The gardens went quickly this year, expending all of their energy in a short period and blooming weeks ahead of schedule.  It is logical that my garden now looks like it usually does in mid-Fall with red and yellow leaves already falling from our sugar maple.  It is cleanup-time and this year I am planning a drastic redesign for both my garden and myself.  Although I enjoy the flowering season most, I value the dormant season when we essentially recharge, efforts hidden until it is time to flower once again.  Creating
a new landscape is exciting, but a lot of work.  I have survived enough growing seasons to know that my efforts will eventually pay off beautifully.

Disease roulette

It seems that health becomes more of a gamble and the stakes become higher as we age.  I know women who have been dealt breast cancer, cervical cancer, lung cancer, diverticulitis, high blood pressure, high cholesterol, fibromyalgia, bursitis, and a myriad of other diseases that are not easily discarded.  The ball on my disease roulette wheel landed on Rheumatoid Arthritis when I was 40.  That is not to say that the wheel was not given another spin, but unlike actual roulette, I pray that it never stops again.

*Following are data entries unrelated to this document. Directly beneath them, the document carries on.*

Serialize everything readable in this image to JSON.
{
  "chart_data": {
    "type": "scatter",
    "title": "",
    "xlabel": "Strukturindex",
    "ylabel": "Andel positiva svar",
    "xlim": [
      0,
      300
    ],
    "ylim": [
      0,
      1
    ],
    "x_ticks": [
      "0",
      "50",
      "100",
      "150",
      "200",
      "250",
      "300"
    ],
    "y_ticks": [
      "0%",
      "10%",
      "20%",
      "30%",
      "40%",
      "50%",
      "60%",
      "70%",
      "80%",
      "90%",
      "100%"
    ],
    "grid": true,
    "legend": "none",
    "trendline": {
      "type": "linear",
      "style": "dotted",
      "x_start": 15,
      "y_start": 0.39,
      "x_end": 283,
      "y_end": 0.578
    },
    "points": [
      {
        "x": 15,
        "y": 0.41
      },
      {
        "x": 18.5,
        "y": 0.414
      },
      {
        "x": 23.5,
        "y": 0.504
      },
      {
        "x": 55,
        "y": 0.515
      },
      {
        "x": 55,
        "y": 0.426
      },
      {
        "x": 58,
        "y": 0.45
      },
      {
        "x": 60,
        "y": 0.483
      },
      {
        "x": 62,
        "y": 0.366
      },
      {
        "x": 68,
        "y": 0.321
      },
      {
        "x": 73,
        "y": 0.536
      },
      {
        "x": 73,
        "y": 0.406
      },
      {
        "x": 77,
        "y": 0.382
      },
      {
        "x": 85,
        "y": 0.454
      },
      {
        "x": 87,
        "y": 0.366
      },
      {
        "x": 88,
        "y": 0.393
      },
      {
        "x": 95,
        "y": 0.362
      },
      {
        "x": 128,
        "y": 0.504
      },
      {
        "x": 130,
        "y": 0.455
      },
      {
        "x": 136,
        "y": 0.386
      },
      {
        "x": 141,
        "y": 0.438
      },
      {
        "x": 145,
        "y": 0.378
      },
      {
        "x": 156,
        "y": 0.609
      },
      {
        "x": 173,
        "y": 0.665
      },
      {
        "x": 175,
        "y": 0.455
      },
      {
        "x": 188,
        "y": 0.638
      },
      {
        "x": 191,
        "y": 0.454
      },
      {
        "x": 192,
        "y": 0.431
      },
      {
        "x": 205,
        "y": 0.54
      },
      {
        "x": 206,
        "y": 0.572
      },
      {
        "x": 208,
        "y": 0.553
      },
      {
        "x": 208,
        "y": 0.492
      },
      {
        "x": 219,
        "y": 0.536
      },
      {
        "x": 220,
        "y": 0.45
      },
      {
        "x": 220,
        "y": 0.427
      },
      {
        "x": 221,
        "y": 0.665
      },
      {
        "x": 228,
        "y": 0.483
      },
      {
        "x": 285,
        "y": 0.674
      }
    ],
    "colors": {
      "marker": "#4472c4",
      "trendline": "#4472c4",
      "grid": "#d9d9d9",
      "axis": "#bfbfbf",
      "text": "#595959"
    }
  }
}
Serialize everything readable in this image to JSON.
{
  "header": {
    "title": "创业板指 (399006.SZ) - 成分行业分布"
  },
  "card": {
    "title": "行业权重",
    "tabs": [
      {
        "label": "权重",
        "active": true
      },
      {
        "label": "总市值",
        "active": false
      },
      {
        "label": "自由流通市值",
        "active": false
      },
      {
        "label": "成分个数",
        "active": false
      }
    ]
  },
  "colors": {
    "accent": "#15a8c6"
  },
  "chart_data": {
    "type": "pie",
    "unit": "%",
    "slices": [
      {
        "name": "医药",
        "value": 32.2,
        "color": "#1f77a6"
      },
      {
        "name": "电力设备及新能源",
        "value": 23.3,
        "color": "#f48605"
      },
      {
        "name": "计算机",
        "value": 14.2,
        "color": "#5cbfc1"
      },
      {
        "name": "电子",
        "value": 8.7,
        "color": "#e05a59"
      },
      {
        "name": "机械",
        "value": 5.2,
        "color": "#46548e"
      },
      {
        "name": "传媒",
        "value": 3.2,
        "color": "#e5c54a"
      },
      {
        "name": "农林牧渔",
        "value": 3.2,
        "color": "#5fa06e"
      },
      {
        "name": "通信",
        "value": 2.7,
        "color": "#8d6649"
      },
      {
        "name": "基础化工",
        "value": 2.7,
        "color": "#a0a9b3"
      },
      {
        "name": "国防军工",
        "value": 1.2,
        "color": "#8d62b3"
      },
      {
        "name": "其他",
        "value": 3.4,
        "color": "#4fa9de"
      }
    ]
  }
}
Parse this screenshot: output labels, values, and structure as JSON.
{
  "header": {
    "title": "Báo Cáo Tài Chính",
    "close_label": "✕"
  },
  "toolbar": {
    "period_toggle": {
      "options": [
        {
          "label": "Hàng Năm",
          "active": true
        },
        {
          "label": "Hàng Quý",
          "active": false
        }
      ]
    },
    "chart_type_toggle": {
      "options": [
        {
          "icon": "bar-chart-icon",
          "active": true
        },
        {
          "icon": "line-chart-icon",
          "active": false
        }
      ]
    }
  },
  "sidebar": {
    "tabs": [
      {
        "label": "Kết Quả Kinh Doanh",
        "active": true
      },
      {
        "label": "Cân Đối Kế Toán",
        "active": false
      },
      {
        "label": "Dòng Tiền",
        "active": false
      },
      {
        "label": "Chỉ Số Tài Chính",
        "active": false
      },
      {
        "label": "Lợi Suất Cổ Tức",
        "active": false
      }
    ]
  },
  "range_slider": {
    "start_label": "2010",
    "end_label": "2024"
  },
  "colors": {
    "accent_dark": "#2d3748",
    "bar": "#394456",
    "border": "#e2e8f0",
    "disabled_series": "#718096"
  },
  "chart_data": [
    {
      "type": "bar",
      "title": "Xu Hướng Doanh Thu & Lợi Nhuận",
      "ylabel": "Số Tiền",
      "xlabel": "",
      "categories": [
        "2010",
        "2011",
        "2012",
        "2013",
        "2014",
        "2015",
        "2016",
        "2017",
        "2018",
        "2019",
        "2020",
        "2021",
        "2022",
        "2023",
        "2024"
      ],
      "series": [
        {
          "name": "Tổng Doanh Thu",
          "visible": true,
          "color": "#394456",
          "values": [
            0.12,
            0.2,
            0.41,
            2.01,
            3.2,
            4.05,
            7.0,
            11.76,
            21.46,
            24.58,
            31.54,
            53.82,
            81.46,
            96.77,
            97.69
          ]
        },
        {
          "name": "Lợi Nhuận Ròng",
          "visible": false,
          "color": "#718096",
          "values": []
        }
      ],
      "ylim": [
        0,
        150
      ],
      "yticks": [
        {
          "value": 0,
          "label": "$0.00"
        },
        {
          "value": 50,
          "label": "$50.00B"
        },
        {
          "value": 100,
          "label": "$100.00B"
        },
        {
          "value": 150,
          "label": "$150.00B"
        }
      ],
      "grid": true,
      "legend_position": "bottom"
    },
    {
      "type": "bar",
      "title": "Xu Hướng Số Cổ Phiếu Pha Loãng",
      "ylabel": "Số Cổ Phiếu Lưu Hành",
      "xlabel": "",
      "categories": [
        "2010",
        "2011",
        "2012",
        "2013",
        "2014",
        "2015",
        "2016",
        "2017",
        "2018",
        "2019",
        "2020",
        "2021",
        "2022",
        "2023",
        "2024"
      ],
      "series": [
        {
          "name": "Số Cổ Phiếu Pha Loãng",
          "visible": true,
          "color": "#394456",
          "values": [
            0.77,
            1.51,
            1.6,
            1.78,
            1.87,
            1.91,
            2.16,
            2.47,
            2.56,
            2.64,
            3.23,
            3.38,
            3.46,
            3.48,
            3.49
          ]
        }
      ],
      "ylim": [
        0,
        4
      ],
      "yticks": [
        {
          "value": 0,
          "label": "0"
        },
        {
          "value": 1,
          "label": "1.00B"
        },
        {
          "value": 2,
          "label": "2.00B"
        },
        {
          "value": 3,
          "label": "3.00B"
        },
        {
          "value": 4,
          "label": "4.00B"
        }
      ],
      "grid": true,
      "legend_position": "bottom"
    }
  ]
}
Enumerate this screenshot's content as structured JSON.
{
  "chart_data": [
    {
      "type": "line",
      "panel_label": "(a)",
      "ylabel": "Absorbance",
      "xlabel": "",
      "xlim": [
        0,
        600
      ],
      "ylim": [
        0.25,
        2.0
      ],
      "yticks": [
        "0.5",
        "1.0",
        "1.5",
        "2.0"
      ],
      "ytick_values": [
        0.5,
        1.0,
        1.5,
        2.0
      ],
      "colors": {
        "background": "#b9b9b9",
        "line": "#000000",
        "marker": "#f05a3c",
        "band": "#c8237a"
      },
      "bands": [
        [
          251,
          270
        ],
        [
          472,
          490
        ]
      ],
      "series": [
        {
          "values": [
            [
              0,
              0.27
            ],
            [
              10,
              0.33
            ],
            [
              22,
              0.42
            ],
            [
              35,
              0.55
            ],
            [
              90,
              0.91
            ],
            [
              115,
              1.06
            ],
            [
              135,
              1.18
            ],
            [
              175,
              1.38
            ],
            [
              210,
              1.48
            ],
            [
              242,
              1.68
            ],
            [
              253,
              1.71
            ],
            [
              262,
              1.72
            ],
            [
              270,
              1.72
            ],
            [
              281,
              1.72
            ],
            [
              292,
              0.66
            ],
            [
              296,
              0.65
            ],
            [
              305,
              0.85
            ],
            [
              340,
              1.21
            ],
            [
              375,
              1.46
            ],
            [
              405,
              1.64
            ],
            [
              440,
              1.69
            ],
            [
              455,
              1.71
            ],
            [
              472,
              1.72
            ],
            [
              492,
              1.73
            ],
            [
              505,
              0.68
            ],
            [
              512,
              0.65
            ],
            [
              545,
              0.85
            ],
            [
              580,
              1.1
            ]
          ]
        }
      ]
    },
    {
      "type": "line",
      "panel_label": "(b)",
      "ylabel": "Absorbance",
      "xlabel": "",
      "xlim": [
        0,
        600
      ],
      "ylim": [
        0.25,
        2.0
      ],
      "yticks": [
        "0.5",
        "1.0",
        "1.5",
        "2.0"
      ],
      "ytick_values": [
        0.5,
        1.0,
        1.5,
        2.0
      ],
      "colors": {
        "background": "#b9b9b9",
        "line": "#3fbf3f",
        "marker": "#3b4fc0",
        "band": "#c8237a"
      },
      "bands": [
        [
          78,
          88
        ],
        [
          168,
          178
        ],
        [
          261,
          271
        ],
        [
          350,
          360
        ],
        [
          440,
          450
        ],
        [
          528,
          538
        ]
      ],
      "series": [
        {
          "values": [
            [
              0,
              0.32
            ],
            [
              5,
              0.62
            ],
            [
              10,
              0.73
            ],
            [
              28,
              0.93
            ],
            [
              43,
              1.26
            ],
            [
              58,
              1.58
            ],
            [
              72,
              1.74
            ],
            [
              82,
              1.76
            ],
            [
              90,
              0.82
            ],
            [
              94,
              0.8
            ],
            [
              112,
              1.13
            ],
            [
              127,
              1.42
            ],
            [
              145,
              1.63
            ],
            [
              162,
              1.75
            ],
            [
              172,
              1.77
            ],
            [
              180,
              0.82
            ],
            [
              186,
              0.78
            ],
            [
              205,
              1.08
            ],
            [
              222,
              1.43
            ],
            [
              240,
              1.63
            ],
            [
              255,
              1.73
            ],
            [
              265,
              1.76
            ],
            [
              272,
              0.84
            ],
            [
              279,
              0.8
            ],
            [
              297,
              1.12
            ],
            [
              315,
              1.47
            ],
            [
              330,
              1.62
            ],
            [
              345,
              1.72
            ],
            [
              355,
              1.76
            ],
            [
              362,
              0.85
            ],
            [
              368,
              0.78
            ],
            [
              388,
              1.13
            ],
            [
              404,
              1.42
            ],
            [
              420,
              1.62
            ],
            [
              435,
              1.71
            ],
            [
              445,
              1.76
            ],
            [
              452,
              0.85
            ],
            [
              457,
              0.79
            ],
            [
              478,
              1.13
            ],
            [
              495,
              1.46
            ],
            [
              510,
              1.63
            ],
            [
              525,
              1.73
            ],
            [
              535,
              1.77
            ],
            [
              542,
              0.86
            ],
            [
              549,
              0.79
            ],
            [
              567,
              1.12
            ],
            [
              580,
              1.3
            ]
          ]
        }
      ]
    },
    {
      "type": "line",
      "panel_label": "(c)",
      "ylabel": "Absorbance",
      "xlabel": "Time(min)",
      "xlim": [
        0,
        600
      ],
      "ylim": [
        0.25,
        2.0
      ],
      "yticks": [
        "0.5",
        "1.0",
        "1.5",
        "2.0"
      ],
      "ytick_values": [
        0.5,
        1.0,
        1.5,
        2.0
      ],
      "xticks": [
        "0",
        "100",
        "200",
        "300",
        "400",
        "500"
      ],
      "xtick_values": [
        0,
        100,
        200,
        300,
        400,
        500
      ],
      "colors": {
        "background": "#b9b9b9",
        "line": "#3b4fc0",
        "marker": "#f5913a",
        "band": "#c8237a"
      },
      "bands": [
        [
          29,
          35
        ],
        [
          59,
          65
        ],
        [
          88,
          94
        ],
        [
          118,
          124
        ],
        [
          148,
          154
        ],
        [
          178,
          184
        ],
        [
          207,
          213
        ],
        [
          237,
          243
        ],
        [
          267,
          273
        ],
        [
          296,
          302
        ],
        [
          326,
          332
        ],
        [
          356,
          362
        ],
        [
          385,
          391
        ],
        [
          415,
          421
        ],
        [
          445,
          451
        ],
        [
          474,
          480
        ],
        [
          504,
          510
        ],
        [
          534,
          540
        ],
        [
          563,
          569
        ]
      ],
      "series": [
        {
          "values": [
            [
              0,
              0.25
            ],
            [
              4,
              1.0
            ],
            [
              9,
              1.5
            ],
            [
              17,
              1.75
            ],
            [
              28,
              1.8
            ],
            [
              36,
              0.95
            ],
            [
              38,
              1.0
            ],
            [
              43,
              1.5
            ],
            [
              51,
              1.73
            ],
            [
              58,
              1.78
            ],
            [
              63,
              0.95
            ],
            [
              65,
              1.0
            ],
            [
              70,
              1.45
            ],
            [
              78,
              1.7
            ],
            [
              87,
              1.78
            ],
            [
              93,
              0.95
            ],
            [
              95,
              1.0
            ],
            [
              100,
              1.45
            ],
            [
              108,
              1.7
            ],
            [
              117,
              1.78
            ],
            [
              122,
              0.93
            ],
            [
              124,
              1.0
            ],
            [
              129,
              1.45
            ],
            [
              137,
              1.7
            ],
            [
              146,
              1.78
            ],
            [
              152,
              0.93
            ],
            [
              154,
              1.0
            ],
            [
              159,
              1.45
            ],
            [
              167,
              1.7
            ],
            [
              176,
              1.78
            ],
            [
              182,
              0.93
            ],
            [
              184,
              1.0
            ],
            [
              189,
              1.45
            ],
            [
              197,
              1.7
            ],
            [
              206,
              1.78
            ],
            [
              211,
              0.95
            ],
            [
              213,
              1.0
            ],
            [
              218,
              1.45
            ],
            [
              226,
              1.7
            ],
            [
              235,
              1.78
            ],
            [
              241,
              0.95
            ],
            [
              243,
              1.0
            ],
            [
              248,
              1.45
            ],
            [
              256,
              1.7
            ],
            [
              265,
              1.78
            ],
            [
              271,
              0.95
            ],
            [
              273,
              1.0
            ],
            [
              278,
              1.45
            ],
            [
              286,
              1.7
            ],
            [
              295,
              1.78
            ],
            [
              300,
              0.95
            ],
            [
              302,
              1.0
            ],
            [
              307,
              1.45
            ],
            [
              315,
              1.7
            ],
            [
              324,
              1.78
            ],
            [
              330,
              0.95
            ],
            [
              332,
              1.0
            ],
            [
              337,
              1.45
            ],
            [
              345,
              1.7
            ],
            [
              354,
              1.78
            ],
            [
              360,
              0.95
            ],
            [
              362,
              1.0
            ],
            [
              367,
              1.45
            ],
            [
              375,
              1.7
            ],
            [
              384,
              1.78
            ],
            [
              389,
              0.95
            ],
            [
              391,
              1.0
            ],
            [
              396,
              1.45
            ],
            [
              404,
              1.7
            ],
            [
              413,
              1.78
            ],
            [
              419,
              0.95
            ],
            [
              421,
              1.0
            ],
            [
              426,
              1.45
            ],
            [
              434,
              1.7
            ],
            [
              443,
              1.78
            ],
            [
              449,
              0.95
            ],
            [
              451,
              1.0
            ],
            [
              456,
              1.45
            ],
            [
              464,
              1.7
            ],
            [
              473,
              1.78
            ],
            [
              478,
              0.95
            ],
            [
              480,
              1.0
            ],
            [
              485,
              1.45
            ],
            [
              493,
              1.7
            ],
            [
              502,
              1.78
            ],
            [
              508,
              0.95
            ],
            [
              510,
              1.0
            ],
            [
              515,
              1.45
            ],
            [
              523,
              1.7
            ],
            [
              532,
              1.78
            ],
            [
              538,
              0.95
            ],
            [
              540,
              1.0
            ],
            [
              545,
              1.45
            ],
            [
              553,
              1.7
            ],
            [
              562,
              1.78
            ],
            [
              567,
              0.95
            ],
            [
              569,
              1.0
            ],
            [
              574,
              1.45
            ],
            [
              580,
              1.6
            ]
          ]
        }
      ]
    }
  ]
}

The strategies to play through health conditions vary from all out battle to acceptance depending on the ante.  Never a patient person, my go-to strategy was battle.  I learned everything I could about rheumatoid arthritis with a primary focus on treatments because I was determined to beat my disease.  When I suffered flare ups and could not function as my alter ego Wonder Woman, I felt betrayed by my body.  Many of us enjoy control.  I was addicted to it.  My performance and discipline had reaped me generous winnings, making it extremely difficult to change my strategy.   Losses continued to chip away at my bank of self-esteem until I accepted that rheumatoid arthritis is not my enemy, nor does it define me.  RA is part of who I am and I am valuable, although I need another alter ego/mascot.

Winners know that the table changes when a new player arrives.  Many women must learn to play a new hand of nutrition, exercise, meditation, chemotherapy and radiation, risky pharmaceutical remedies, or riskier alternative methods with the arrival of a
life-altering disease and/or chronic condition.  I was fortunate that my rheumatologist prescribed a pain management program at Mary Free Bed Pain Center where I learned to optimize my play with the help of an occupational therapist, a physical therapist, a physician, and a psychologist.  I went there feeling broken, damaged and not in control.  During my therapy I learned coping mechanisms and body mechanics that I use to feel as good as I possibly can, thereby giving me back some of the control I crave.   I went all in by requesting help both at work and at home and by redefining life’s boundaries within what is conducive to managing my RA well.  The kindness I showed myself has put winnings back in my self-esteem bank, although the play is at an intermediate level now and my losses seem greater if I fall into my old habits.  If or when the disease roulette wheel stops again, I will adjust my play in order to live my most valuable life.  My wish for anyone reading this is that you find a winning strategy for whichever health condition the wheel stops on for you.